Juga ada Surat Keputusan Bersama Meneg PP, Menteri Kesehatan, Polri, Menteri Kehakiman dan HAM dan Menteri Sosial untuk melakukan tindakan-tindakan guna mengurangi, melindungi korban kekerasan terhadap perempuan sesuai dengan bidang masing-masing. Hal ini juga merupakan salah satu tindakan guna mendorong berdirinya pusat-pusat krisis di rumah sakit.

Namun meski begitu, diyakini kekerasan terhadap perempuan itu bermuasal pada struktur dasar yang timpang tadi, yakni perempuan besar dalam jumlah namun kecil dalam suara.

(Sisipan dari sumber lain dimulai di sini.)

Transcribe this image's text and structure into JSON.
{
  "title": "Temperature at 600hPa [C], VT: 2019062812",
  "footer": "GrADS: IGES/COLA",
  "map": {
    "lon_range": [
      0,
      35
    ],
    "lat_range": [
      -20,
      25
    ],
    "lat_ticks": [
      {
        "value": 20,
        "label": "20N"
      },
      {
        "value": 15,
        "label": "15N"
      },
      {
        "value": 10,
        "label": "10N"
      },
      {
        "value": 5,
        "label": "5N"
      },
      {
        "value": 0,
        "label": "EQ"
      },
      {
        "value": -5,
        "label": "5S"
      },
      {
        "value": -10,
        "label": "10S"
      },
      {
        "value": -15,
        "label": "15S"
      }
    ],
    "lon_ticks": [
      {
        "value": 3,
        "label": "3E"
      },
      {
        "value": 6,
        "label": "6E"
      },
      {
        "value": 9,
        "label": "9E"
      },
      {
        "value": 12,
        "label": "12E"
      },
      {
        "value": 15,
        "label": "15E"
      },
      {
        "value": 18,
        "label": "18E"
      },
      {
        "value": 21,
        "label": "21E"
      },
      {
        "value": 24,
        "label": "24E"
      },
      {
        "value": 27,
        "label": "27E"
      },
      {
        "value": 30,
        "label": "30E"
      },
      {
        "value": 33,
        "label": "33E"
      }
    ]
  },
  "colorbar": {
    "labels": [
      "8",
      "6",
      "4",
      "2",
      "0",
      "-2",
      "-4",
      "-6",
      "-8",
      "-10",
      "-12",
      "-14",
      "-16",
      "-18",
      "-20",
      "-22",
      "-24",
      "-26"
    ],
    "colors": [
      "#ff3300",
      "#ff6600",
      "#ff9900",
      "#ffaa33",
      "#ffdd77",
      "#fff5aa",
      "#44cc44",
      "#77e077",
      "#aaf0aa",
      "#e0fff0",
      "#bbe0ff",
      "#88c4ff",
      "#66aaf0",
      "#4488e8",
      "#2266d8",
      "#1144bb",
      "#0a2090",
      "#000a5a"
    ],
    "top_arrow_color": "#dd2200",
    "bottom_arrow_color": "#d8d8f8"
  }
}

Maka pemberdayaan perempuan di masa depan adalah bagaimana membuat kaum Hawa mengambil bagian dalam proses-proses pengambilan keputusan pada segala tingkatan.

”Affirmative Actions”

Ibarat sebuah perlombaan marathon, kaum Adam telah berlari sejak awal karena sejarah yang patriarkal. Mungkinkah perempuan menyusul dengan jarak yang sedemikian timpang tadi?
Jelas ini bukan hal alami yang merupakan sebuah keniscayaan. Perempuan sulit menyusul karena beban pekerjaan domestik bahkan publik (double burden) yang ditanggungnya, aspek sosial budaya yang mengungkung perannya, di samping ketertinggalan dalam hal pendidikan dan kesempatan.

Untuk mengatasi hal itu memang perlu tindakan sementara (affirmative actions) yang lebih dikenal dengan kuota perempuan. Tujuanya untuk mengoreksi rendahnya keterwakilan perempuan dalam pengambilan keputusan hajat hidup dunia. Sehingga, jika 50 persen penduduk dunia adalah perempuan, maka angka 30 persen merupakan angka minimal sebagai critical mass yang diperlukan untuk menjamin kepentingan perempuan.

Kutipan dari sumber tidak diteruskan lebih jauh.